En toute logique, ce sont bien les collectivités et leurs EPCI qui ont stimulé la reprise de 2017, tout comme ce sont elles qui avaient pesé sur la tendance baissière jusqu'en 2016. Elles sont ainsi à elles seules à l'origine de plus de la moitié (54%) de la hausse observée l'an dernier. "Ce sont bien les collectivités qui sont au cœur du sujet, l'Etat est presque hors jeu", souligne Jean-Luc Rigaut.
Toutes les politiques publiques ont, certes à des degrés divers, connu cette reprise : bâtiments, voirie, social et santé, environnement, scolaire, culture / sports / loisirs, aménagement, transport, numérique, tourisme... à l'exception du champ logement-habitat, qui a subi une baisse de 3,9%. Bien que son poids reste modeste en volume, c'est "le secteur du numérique qui affiche la plus forte hausse, avec +17,8%", note Marc Abadie.

Travaux : un rebond lié au renouvellement

En termes de "nature" de marchés, ce sont les marchés de fourniture (+8%), de services (+18%) et d'ingénierie (+8%) qui ont tiré la commande publique vers le haut, tandis que les marchés de travaux, qui avaient connu une chute, particulièrement nette entre 2013 et 2014, se sont stabilisés.
Plus en détail, on constate que les marchés de travaux des collectivités et de leurs groupements ont progressé en 2017 : +6,5%. En sachant que ces collectivités représentent pas moins de 60% du volume annuel de l'ensemble des marchés de travaux, avec un volume de 16,8 milliards. Rien à voir toutefois avec le volume qui était celui de 2012, de 27 milliards, soit une baisse de 38%.Toutes les catégories de collectivités ou groupements sont concernés par la hausse de 2017, sauf les EPCI à fiscalité propre (-7%). Jean-Luc Rigaut explique cette exception des EPCI par le vaste mouvement de réorganisation qui a marqué l'intercommunalité l'an dernier.

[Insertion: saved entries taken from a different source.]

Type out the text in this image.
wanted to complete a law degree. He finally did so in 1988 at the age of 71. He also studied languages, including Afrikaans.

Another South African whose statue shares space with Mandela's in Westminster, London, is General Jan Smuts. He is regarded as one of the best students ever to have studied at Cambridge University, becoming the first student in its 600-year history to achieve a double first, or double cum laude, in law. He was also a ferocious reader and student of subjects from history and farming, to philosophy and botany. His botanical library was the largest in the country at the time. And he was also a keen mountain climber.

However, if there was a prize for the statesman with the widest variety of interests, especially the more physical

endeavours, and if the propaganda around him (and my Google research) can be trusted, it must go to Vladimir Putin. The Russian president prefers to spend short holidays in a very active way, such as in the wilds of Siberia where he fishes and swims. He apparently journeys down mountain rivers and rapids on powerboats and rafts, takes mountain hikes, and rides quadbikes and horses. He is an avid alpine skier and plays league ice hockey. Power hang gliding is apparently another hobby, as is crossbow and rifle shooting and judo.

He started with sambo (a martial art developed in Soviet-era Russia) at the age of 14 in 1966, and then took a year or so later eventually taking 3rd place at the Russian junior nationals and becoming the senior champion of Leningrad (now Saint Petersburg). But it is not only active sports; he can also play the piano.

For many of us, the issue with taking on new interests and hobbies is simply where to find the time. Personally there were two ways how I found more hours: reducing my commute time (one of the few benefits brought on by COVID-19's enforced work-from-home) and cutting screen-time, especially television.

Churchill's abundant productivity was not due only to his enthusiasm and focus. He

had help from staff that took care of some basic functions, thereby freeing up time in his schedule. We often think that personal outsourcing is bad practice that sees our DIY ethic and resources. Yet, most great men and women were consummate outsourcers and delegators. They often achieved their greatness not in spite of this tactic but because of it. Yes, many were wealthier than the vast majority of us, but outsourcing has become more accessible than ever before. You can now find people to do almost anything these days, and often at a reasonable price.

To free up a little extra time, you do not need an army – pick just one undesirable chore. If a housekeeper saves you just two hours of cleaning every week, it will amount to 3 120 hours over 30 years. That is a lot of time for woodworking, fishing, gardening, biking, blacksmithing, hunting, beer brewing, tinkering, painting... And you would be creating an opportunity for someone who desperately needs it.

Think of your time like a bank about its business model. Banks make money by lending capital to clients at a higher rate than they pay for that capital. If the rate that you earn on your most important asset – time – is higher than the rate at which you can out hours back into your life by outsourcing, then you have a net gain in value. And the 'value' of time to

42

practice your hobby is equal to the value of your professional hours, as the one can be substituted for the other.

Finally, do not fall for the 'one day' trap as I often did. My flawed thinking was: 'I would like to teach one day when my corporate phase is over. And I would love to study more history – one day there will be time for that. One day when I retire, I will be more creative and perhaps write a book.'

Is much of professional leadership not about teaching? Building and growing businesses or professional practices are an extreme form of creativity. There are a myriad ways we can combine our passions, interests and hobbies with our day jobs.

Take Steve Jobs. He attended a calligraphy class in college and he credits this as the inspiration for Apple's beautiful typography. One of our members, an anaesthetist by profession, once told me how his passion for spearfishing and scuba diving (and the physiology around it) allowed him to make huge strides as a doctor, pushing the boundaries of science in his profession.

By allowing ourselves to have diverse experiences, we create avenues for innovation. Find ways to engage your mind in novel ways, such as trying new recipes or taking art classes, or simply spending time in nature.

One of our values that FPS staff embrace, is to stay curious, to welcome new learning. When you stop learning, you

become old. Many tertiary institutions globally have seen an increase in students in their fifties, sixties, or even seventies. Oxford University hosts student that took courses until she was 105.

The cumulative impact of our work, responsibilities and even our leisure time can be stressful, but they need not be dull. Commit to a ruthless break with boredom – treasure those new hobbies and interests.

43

Tous MOA confondus, il est important de noter que la reprise concerne en fait les travaux de renouvellement et de rénovation (+5,6%), tandis que les travaux neufs, eux, sont toujours en déclin (-5,7%). "Les travaux ont été la variable d'ajustement. Mais les chiffres liés au renouvellement montrent que l'on ne sacrifie plus l'entretien" du patrimoine immobilier ou des infrastructures, commente Marc Abadie. Jean-Luc Rigaut explique aussi que les travaux de renouvellement sont largement liés aux multiples mises à niveau exigées en matière, notamment, d'accessibilité et de performance énergétique.
Si l'on se penche sur les marchés d'ingénierie, là encore, les collectivités dominent puisqu'elles sont à l’origine de plus de la moitié des commandes de prestations d'ingénierie de l'ensemble du secteur public, avec une hausse de 4% en 2017. Les hausses liées à l'ingénierie sont loin d'être anodines. Il y a un an déjà, lors de la présentation des précédents résultats (voir notre article ci-dessous), le sursaut des marchés d'ingénierie avait auguré de l'embellie confirmée aujourd'hui. "Les marchés d'ingénierie sont forcément précurseurs de projets à venir", relève Marc Abadie. "On en verra les effets dans les années qui viennent", confirme Jean-Luc Rigaut.

2018 "doit être l'année de la reprise"

Les résultats du Baromètre offrent un focus sur les collectivités. En sachant que, de façon inchangée depuis 2012, le bloc local concentre 60% des achats des collectivités, dont 49% pour les seules communes.
La destination varie bien sûr sensiblement selon le niveau de collectivités concerné. Communes, communautés et conseils départementaux investissent en premier lieu dans les bâtiments et l’aménagement (respectivement 7,6 milliards, 2,9 milliards et 2,4 milliards), tandis que la dépense des syndicats intercommunaux est très largement fléchée vers l’environnement (2,5 milliards) et celle des conseils régionaux vers le champ scolaire (660 millions).
De multiples autres croisements de données sont possibles. En observant par exemple les données par région et par destination, on retrouvera une fois encore une relative homogénéité, Corse mise à part. Ainsi, pour la destination "bâtiments publics et aménagement", le montant par habitant va de 305 euros en Auvergne-Rhône-Alpes à 386 euros en Paca. Les investissements dans le domaine de l’environnement (eau, assainissement, déchets, énergie) varient toutefois davantage d’une région à l’autre, de 73 euros par habitant en Ile-de-France ou 86 euros dans les Hauts-de-France à 151 euros en Bretagne ou 147 euros en Nouvelle Aquitaine.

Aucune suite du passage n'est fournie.